Satellite observations, which have unbiased and periodical coverage of the Earth, have been providing indispensable data for global climate and environment monitoring. With the spatial and temporal analyses of various satellite dataset, we are conducting global environment researches particularly focused on the atmospheric science such as understanding the global water cycle and cloud-precipitation systems. Figures below show the comparison between monthly sea-surface salinity (left) from NASA's Aquarius and flesh water flux (right) from microwave radiometers data (courtesy of Khanpanya Thanarporn). The sea-surface salinity tends to decrease with the increase of flesh water input. The South China Sea exhibits more complex feature due to the water discharge from large rivers.

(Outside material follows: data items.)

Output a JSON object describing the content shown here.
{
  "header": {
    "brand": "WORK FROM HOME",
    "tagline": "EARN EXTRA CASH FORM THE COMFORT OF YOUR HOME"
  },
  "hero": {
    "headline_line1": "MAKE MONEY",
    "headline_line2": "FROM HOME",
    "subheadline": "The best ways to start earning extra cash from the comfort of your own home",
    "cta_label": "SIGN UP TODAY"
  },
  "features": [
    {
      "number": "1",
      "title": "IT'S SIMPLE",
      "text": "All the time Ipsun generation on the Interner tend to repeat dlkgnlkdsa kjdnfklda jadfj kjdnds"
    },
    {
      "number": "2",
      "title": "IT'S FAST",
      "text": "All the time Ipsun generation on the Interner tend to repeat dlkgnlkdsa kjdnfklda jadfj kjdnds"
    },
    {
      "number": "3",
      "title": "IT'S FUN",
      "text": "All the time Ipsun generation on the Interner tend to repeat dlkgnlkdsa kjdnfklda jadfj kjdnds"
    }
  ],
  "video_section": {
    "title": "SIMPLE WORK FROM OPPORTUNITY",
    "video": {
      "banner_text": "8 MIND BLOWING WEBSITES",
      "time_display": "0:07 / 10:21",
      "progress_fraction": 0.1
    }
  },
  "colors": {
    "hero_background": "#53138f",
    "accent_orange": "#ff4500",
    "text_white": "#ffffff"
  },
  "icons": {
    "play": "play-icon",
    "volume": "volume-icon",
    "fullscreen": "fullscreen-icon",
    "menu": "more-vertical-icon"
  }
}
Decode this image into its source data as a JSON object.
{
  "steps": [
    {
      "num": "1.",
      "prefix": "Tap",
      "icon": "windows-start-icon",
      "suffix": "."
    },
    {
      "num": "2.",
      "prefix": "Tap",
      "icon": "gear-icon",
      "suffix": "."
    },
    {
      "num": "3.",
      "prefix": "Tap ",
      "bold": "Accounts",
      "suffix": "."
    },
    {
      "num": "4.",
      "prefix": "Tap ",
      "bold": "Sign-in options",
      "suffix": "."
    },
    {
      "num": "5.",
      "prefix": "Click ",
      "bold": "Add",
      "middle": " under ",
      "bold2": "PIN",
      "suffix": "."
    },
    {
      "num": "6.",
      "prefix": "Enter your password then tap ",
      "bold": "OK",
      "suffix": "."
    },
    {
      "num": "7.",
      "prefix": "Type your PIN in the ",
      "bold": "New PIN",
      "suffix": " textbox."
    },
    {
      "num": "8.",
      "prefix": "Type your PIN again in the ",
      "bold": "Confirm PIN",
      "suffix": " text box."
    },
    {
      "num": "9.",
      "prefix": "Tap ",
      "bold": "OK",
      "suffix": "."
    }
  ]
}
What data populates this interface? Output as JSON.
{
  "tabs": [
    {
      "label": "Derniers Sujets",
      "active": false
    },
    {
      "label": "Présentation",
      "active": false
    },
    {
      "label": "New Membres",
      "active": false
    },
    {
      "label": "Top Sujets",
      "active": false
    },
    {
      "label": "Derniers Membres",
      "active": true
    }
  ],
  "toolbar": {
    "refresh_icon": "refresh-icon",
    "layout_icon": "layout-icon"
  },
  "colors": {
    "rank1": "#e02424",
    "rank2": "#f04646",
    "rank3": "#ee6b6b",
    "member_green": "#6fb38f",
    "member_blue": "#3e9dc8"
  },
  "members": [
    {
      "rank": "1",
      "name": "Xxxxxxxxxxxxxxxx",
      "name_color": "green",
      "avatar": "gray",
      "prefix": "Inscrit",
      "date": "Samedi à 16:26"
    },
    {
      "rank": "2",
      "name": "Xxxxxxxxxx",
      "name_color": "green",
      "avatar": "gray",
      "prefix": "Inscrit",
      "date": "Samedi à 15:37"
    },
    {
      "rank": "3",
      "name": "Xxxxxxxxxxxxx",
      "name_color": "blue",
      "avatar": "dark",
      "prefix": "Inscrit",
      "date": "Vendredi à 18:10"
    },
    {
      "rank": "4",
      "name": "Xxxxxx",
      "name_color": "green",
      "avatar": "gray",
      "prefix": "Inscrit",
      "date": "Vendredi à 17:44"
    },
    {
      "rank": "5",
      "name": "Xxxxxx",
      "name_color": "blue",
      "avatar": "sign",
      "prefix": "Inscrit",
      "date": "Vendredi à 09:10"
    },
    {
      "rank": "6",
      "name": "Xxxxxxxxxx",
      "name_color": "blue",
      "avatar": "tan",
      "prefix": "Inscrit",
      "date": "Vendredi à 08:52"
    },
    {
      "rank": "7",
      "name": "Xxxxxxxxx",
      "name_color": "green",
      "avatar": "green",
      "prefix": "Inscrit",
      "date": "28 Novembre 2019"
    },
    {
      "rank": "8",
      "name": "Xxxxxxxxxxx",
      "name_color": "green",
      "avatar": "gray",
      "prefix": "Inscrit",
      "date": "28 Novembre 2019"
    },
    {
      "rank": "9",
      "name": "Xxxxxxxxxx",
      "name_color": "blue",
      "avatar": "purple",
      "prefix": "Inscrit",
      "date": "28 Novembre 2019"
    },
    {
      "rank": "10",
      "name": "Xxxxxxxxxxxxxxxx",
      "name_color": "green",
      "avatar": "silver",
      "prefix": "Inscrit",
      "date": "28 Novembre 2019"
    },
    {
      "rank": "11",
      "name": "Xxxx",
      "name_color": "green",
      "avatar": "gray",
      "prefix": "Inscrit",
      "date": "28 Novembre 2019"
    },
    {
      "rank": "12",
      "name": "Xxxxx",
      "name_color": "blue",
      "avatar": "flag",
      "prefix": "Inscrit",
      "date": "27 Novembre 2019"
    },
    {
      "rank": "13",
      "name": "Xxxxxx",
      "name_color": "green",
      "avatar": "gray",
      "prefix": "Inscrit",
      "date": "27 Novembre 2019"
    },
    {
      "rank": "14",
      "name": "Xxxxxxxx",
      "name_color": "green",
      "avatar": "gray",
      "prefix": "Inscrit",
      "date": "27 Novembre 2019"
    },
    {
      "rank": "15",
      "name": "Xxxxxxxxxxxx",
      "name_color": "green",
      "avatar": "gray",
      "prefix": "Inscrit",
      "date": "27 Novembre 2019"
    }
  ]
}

Figure below indicates the averaged diurnal variation of Himawari-8 infrared brightness temperature during July 10 and August 9, 2018, when we experienced extreme heat wave in Japan (courtesy of Sharon Ludai Anak Sigat). It is clearly seen that diurnal amplitudes [K] are larger in cities and basins and smaller in forested regions, and those over ocean are quite small. Himawari-8 observes over Japan area with 2.5-minutes interval and provides better statistics by data averaging for cloudy areas.

Satellite measurements have been playing essential roles in various areas including daily weather forecast and yellow-dust monitoring. However, such best practices are still limited. This is mainly due to the information mismatch between satellite data and end-users' requirements such as in information quality and spatial/temporal resolution. Further investigations are necessary to resolve such gaps for promoting social implementation of satellite-based applications. Figures below-left shows the photovoltaic unit in Tokiwa campus. Below-right graph indicates time changes of estimated insolation from Himawari-8 data with support-vector regression and electricity generated by the unit (courtesy of YONEMORI Wataru, pyranometer/photovoltaic unit data were provided by the Center for Information Infrastructure). Discussed the application for the health diagnostics of the photovoltaic units without pyranometer measurements.